Hackers Steal Millions From A Blockchain Bridge In A “Frenzied Free For All”


Hackers stole approximately $200 million in ether and stablecoins from crypto bridge Nomad in the latest cryptocurrency attack.

During the two-hour attack, Nomad’s holdings fell from $190.7 million to $651.54. In a tweet early Tuesday, Nomad claimed that it had notified law enforcement, hired blockchain intelligence and forensics organizations, and was “working around the clock” to trace and reclaim the funds.

The hack exposes an ever-present concern in decentralized finance, which has limited accountability when such crises occur because authorities cannot simply seize the funds. According to Chainalysis, a blockchain analytics business, hackers made $3.2 billion in 2021 and are on track to duplicate that figure in 2022. However, theft can sometimes be recovered if the offender is recognized and apprehended or if a reward is paid to restore the funds.

However, the “chaotic” nature of Nomad’s hack makes a difference: While many assaults have a single culprit, Nomad’s was a “frenzied free-for-all,” according to a researcher at Paradigm. The funds were diverted to over 41 different wallet addresses as vultures flocked to loot Nomad after word of the scam spread.

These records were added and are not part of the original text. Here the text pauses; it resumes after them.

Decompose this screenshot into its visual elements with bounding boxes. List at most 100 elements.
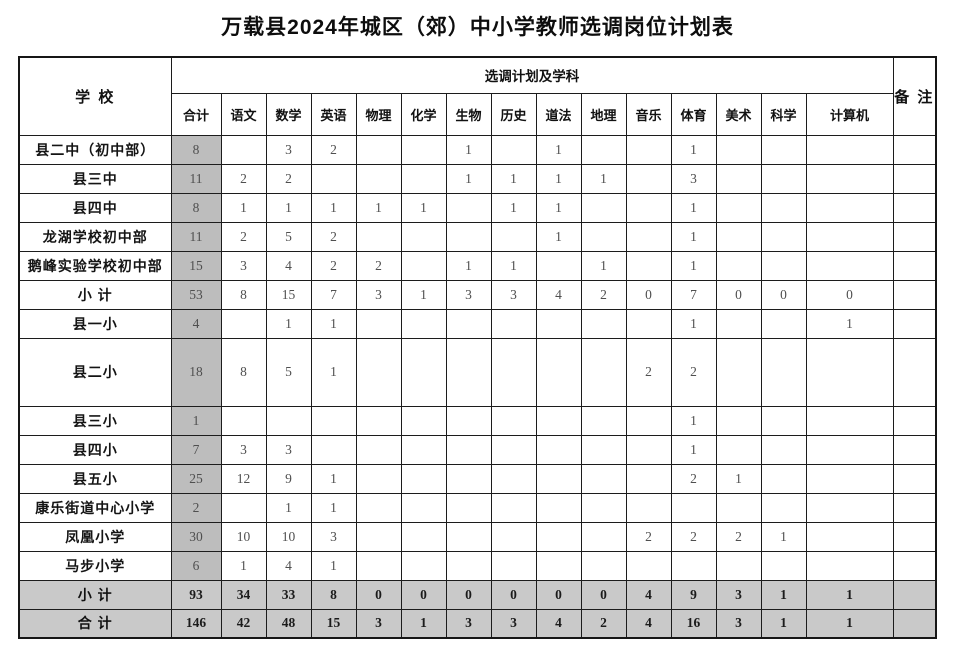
subject-count-cell (355, 163, 402, 194)
table-row: 县四小 7 3 3 1 (18, 434, 937, 465)
table-row: 县一小 4 1 1 1 1 (18, 308, 937, 339)
subject-count-cell (805, 221, 894, 252)
col-header-subject: 物理 (355, 92, 402, 136)
subject-count-cell: 15 (310, 608, 357, 639)
total-count-cell: 93 (170, 579, 222, 610)
subject-count-cell: 0 (490, 579, 537, 610)
remark-cell (892, 521, 937, 552)
subject-count-cell (400, 550, 447, 581)
subject-count-cell (400, 163, 447, 194)
subject-count-cell (445, 492, 492, 523)
subject-count-cell: 1 (580, 250, 627, 281)
table-row: 龙湖学校初中部 11 2 5 2 1 1 (18, 221, 937, 252)
page-title: 万载县2024年城区（郊）中小学教师选调岗位计划表 (221, 16, 734, 39)
subject-count-cell (535, 308, 582, 339)
table-row: 合 计 146 42 48 15 3 1 3 3 4 2 4 16 3 1 1 (18, 608, 937, 639)
subject-count-cell (535, 550, 582, 581)
subject-count-cell (445, 192, 492, 223)
subject-count-cell (625, 550, 672, 581)
subject-count-cell (760, 134, 807, 165)
col-header-subject: 化学 (400, 92, 447, 136)
remark-cell (892, 405, 937, 436)
subject-count-cell (805, 192, 894, 223)
school-name-cell: 县二小 (18, 337, 172, 407)
subject-count-cell: 4 (535, 608, 582, 639)
subject-count-cell (355, 492, 402, 523)
subject-count-cell (715, 550, 762, 581)
school-name-cell: 凤凰小学 (18, 521, 172, 552)
subject-count-cell: 0 (805, 279, 894, 310)
subject-count-cell: 0 (400, 579, 447, 610)
subject-count-cell: 2 (355, 250, 402, 281)
subject-count-cell: 3 (445, 279, 492, 310)
subject-count-cell (805, 492, 894, 523)
subject-count-cell (715, 405, 762, 436)
subject-count-cell (400, 492, 447, 523)
subject-count-cell: 1 (760, 579, 807, 610)
subject-count-cell: 1 (670, 308, 717, 339)
remark-cell (892, 550, 937, 581)
subject-count-cell (715, 192, 762, 223)
subject-count-cell (355, 134, 402, 165)
table-row: 县二中（初中部） 8 3 2 1 1 1 (18, 134, 937, 165)
subject-count-cell (805, 550, 894, 581)
subject-count-cell: 3 (490, 608, 537, 639)
remark-cell (892, 192, 937, 223)
subject-count-cell: 1 (400, 192, 447, 223)
total-count-cell: 30 (170, 521, 222, 552)
subject-count-cell: 5 (265, 221, 312, 252)
remark-cell (892, 579, 937, 610)
subject-count-cell (625, 405, 672, 436)
total-count-cell: 18 (170, 337, 222, 407)
subject-count-cell (445, 463, 492, 494)
subject-count-cell (490, 550, 537, 581)
total-count-cell: 4 (170, 308, 222, 339)
subject-count-cell: 7 (670, 279, 717, 310)
subject-count-cell (355, 337, 402, 407)
subject-count-cell: 3 (265, 134, 312, 165)
subject-count-cell: 8 (220, 279, 267, 310)
subject-count-cell: 1 (805, 579, 894, 610)
subject-count-cell (760, 434, 807, 465)
subject-count-cell: 9 (265, 463, 312, 494)
subject-count-cell (535, 521, 582, 552)
table-row: 小 计 53 8 15 7 3 1 3 3 4 2 0 7 0 0 0 (18, 279, 937, 310)
subject-count-cell (490, 337, 537, 407)
subject-count-cell (310, 434, 357, 465)
subject-count-cell (625, 308, 672, 339)
col-header-subject: 英语 (310, 92, 357, 136)
school-name-cell: 县四中 (18, 192, 172, 223)
col-header-subject: 历史 (490, 92, 537, 136)
subject-count-cell (355, 405, 402, 436)
total-count-cell: 1 (170, 405, 222, 436)
subject-count-cell (625, 492, 672, 523)
subject-count-cell (355, 221, 402, 252)
subject-count-cell: 1 (805, 608, 894, 639)
table-row: 凤凰小学 30 10 10 3 2 2 2 1 (18, 521, 937, 552)
col-header-subject: 语文 (220, 92, 267, 136)
subject-count-cell: 4 (625, 579, 672, 610)
subject-count-cell (580, 405, 627, 436)
school-name-cell: 龙湖学校初中部 (18, 221, 172, 252)
subject-count-cell (355, 521, 402, 552)
subject-count-cell: 0 (760, 279, 807, 310)
subject-count-cell (535, 434, 582, 465)
subject-count-cell (400, 405, 447, 436)
subject-count-cell: 3 (265, 434, 312, 465)
school-name-cell: 县三中 (18, 163, 172, 194)
subject-count-cell: 1 (445, 134, 492, 165)
subject-count-cell: 2 (715, 521, 762, 552)
subject-count-cell: 1 (670, 221, 717, 252)
subject-count-cell: 1 (310, 492, 357, 523)
subject-count-cell: 34 (220, 579, 267, 610)
subject-count-cell: 2 (670, 463, 717, 494)
school-name-cell: 县三小 (18, 405, 172, 436)
header-row-subjects: 合计 语文 数学 英语 物理 化学 生物 历史 道法 地理 音乐 体育 美术 科学 计算机 (19, 92, 936, 136)
subject-count-cell (445, 308, 492, 339)
total-count-cell: 11 (170, 221, 222, 252)
teacher-selection-plan-table: 学 校 选调计划及学科 备 注 合计 语文 数学 英语 物理 化学 生物 历史 道法 地理 音乐 体育… (18, 56, 937, 639)
subject-count-cell: 2 (220, 221, 267, 252)
subject-count-cell (445, 521, 492, 552)
subject-count-cell (760, 192, 807, 223)
subject-count-cell: 10 (265, 521, 312, 552)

The heist was made possible because Nomad’s hacking only required simple coding. A simple software upgrade revealed the theft, which allowed users to “spoof” transactions by manually rewriting the code to withdraw more cryptocurrency than was held in their accounts. This treated Nomad like an endless ATM giving away free money. Once a hacker discovered it, others could easily copy and paste the malicious code to participate in the con.

The most recent cyberattack on a so-called crypto “bridge” was the third such hack in 2022. According to blockchain analytics company Elliptic, more than $1 billion has been taken from bridges in 2022, including $600 million in March from the Ronin bridge, which supports the well-known Axie Infinity video game. Also,  $300 million had been stolen from the Solana-based Wormhole bridge months prior.

The attack on Nomad has increased these worries. Before the heist, Nomad had presented investors like Coinbase Ventures and OpenSea with a vision of a cross-chain protocol that put “security first.”